The proposed action will not result in a change in nonradiological
plant effluent and will have no other nonradiological environmental
impact.
Accordingly, the Commission concludes that there are no
environmental impacts associated with this action.
Alternatives to the Proposed Action
Since the Commission has concluded there is no measurable
environmental impact associated with the proposed action, any
alternatives with equal or greater environmental impact need not be
evaluated. As an alternative to the proposed action, the staff
considered denial of the proposed action. Denial of the application
would result in no change in current environmental impacts.
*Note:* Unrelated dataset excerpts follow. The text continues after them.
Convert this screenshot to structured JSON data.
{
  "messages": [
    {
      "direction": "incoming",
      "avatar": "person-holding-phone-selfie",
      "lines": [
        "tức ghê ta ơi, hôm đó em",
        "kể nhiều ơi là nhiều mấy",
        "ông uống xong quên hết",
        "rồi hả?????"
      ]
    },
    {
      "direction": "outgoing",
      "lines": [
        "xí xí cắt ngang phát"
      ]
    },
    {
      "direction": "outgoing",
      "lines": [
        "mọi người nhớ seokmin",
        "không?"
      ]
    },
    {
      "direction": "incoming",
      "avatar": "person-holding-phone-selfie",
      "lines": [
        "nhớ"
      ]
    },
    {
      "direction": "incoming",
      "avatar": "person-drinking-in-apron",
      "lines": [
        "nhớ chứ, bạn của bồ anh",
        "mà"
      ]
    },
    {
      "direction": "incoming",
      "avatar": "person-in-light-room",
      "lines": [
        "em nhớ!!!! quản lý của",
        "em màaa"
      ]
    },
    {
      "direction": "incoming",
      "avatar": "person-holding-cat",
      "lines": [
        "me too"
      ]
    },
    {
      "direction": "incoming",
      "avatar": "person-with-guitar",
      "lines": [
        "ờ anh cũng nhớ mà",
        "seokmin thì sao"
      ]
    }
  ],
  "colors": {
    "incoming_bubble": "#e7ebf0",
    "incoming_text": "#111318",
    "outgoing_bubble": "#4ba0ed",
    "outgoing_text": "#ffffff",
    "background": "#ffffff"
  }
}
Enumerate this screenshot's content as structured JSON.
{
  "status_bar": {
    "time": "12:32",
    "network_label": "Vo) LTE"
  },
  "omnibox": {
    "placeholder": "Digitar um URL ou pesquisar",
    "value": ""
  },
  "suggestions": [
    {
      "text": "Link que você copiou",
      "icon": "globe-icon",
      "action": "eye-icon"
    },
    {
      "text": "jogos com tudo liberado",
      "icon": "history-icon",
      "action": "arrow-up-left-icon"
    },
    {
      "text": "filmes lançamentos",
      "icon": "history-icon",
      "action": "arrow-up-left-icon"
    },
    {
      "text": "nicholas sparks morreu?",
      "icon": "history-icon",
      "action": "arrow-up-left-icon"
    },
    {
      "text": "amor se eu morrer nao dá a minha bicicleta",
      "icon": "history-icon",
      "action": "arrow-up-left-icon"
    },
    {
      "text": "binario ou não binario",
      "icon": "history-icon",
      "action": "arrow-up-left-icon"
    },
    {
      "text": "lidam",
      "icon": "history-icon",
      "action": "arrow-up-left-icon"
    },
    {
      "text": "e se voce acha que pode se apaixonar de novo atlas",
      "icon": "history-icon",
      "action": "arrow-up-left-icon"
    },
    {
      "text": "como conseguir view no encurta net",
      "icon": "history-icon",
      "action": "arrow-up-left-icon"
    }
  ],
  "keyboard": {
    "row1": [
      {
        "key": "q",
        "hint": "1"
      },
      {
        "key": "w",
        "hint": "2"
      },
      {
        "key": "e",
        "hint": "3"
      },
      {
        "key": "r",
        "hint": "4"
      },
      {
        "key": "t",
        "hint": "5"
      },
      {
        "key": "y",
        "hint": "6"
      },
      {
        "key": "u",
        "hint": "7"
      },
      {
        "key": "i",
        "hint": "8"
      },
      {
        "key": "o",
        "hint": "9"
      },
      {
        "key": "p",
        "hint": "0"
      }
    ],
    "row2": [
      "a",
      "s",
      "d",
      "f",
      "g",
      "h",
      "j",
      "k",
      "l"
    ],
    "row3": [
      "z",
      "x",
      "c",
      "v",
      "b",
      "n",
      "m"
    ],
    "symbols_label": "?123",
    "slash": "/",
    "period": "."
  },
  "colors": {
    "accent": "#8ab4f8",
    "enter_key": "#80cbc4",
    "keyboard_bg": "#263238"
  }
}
The
environmental impacts of the proposed action and the alternative action
are similar.
Alternative Use of Resources
This action does not involve the use of any resources not
previously considered in the Final Environmental Statement for the
Braidwood Station.
Agencies and Persons Consulted
In accordance with its stated policy, on October 22, 1997, the
staff consulted with the Illinois State official, Frank Niziolek of the
Illinois Department of Nuclear Safety, regarding the environmental
impact of the proposed action. The State official had no comments.
Finding of No Significant Impact
Based upon the environmental assessment, the Commission concludes
that the proposed action will not have a significant effect on the
quality of the human environment. Accordingly, the Commission has
determined not to prepare an environmental impact statement for the
proposed action.
For further details with respect to the proposed action, see the
licensee's letter dated November 30, 1994, as supplemented by letter
dated May 11, 1995, which are available for public inspection at the
Commission's Public Document Room, The Gelman Building, 2120 L Street,
NW., Washington, DC,
[[Page 59010]]
and at the local public document room located at the Wilmington Public
Library, 201 S. Kankakee Street, Wilmington, Illinois 60481.
Dated at Rockville, Maryland, this 23rd day of October 1997.
For the Nuclear Regulatory Commission.
George F. Dick, Jr.,
Senior Project Manager, Project Directorate III-2, Division of Reactor
Projects III/IV, Office of Nuclear Reactor Regulation.